Belief Updating and Delegation in Multi-Task Human–AI Interaction: Evidence from Controlled Simulations
This paper addresses a fundamental challenge for product directors building AI-powered products: how do users develop trust and delegation strategies when the same AI system performs differently across different tasks? The controlled experimental approach reveals that people form overly general beliefs about AI capability, leading to both over-reliance in weak domains and under-utilization in strong ones.
For product teams, this suggests that interface design must actively help users calibrate their expectations task by task, rather than assuming they will naturally learn appropriate delegation boundaries.
The work extends Herbert Simon's insights about bounded rationality into the multi-task AI era, where the complexity of forming accurate beliefs about system capability becomes a key design constraint.
Central argument
Biswas, Erlei, and Gadiraju find that when interacting with an AI system that has uneven competence across tasks, users form overly generalized beliefs about its overall capability rather than calibrating task by task. This miscalibration produces a dual failure mode: over-reliance in domains where the AI is weak, and systematic under-utilization where it is genuinely strong. The core argument is that bounded rationality — people's limited cognitive bandwidth for tracking fine-grained, task-specific performance — is the structural cause, not mere carelessness or inexperience with AI.
Critique
The controlled simulation setting, while clean for causal inference, may understate the role of stakes and feedback latency in real product environments — users who face real consequences and receive delayed or ambiguous outcome signals may update beliefs very differently than lab participants with immediate, legible feedback. The paper's findings about miscalibration could therefore reflect an artifact of low-stakes experimental conditions rather than a stable behavioral pattern generalizable to consequential product decisions. A field study in a deployed product context would be needed to test whether the same generalization bias persists when users have stronger incentives to learn task-specific AI limits.

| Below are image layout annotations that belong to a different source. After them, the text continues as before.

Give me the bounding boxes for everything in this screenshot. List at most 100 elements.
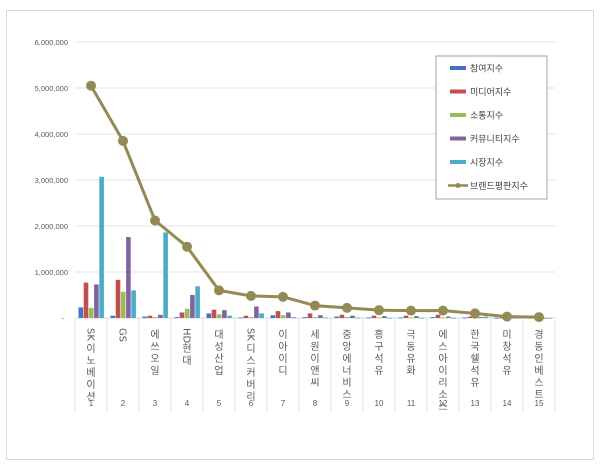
y-tick-label: 5,000,000	[35, 84, 68, 93]
line-marker	[118, 135, 128, 146]
bar-1	[147, 315, 153, 318]
rank-number: 9	[345, 399, 350, 408]
svg-text:일: 일	[150, 365, 159, 377]
svg-text:석: 석	[374, 353, 383, 365]
svg-text:동: 동	[406, 341, 415, 353]
y-tick-label: 1,000,000	[35, 268, 68, 277]
legend-item: 커뮤니티지수	[450, 134, 520, 145]
bar-0	[430, 317, 436, 318]
svg-text:쉘: 쉘	[470, 353, 479, 365]
bar-2	[184, 308, 190, 318]
y-tick-label: -	[62, 314, 65, 323]
line-marker	[150, 215, 160, 226]
bar-4	[291, 317, 296, 318]
x-axis: SK이노베이션1GS2에쓰오일3HD현대4대성산업5SK디스커버리6이아이디7세…	[74, 317, 556, 413]
svg-text:동: 동	[534, 341, 543, 353]
bar-3	[126, 237, 131, 318]
bar-2	[120, 291, 126, 318]
bar-3	[286, 312, 291, 318]
bar-0	[142, 316, 148, 318]
svg-text:유: 유	[374, 365, 383, 377]
bar-2	[312, 317, 318, 318]
svg-text:디: 디	[278, 365, 287, 377]
bar-4	[195, 286, 200, 318]
bar-1	[435, 314, 441, 318]
legend-item: 미디어지수	[450, 87, 511, 98]
rank-number: 1	[89, 399, 94, 408]
rank-number: 5	[217, 399, 222, 408]
line-marker	[342, 302, 352, 313]
bar-3	[318, 315, 323, 318]
bar-4	[259, 313, 264, 318]
bar-3	[350, 315, 355, 318]
svg-text:경: 경	[534, 328, 543, 341]
bar-1	[243, 315, 249, 318]
y-tick-label: 6,000,000	[35, 38, 68, 47]
svg-text:세: 세	[310, 329, 319, 341]
svg-text:구: 구	[374, 342, 383, 353]
bar-0	[462, 317, 468, 319]
bar-4	[387, 317, 392, 319]
svg-text:원: 원	[310, 341, 319, 353]
svg-text:흥: 흥	[374, 328, 383, 341]
category-label: GS	[117, 328, 128, 342]
svg-text:이: 이	[310, 353, 319, 365]
svg-text:에: 에	[150, 329, 159, 341]
line-marker	[406, 305, 416, 316]
svg-text:비: 비	[342, 377, 351, 389]
svg-text:SK: SK	[85, 328, 96, 341]
bar-1	[179, 312, 185, 318]
rank-number: 7	[281, 399, 286, 408]
svg-text:국: 국	[470, 341, 479, 353]
svg-text:대: 대	[214, 329, 223, 341]
bar-3	[478, 317, 483, 318]
line-marker	[534, 312, 544, 323]
bar-0	[174, 317, 180, 318]
y-tick-label: 3,000,000	[35, 176, 68, 185]
bar-0	[366, 317, 372, 319]
svg-text:아: 아	[278, 341, 287, 353]
legend-swatch	[450, 160, 466, 164]
svg-text:창: 창	[502, 341, 511, 353]
legend-swatch	[450, 66, 466, 70]
line-marker	[470, 308, 480, 319]
svg-text:한: 한	[470, 329, 479, 341]
rank-number: 8	[313, 399, 318, 408]
svg-text:너: 너	[342, 365, 351, 377]
bar-3	[222, 310, 227, 318]
bar-4	[227, 315, 232, 318]
bar-3	[254, 306, 259, 318]
bar-3	[446, 316, 451, 318]
svg-text:화: 화	[406, 365, 415, 377]
bar-1	[83, 282, 89, 318]
svg-text:베: 베	[534, 365, 543, 377]
legend-swatch	[450, 89, 466, 94]
svg-text:리: 리	[246, 391, 255, 403]
bar-1	[499, 317, 505, 319]
bar-4	[483, 316, 488, 318]
bar-3	[542, 317, 547, 319]
line-marker	[502, 311, 512, 322]
bar-0	[110, 315, 116, 318]
svg-text:산: 산	[214, 353, 223, 365]
legend-swatch	[450, 136, 466, 141]
line-marker	[310, 300, 320, 311]
svg-text:업: 업	[214, 364, 223, 377]
svg-text:에: 에	[342, 353, 351, 365]
bar-2	[216, 314, 222, 318]
svg-text:스: 스	[438, 341, 447, 353]
bar-2	[152, 317, 158, 318]
legend-swatch	[450, 113, 466, 117]
svg-text:이: 이	[278, 329, 287, 341]
svg-text:스: 스	[438, 401, 447, 413]
bar-2	[248, 317, 254, 318]
svg-text:HD: HD	[181, 328, 192, 344]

Why it matters for product
For a CPO designing AI-assisted workflows, this research implies that onboarding and interface layers must do explicit work to surface task-level AI confidence or accuracy — aggregate trust signals like overall ratings or generic disclaimers will actively mislead users into the miscalibration the paper documents. It also has direct implications for success metrics: product teams measuring 'AI adoption rate' as a single KPI will miss the split signal — high adoption in weak-AI tasks (a risk) and low adoption in strong-AI tasks (a waste) can cancel each other out in aggregate data, masking a serious UX failure.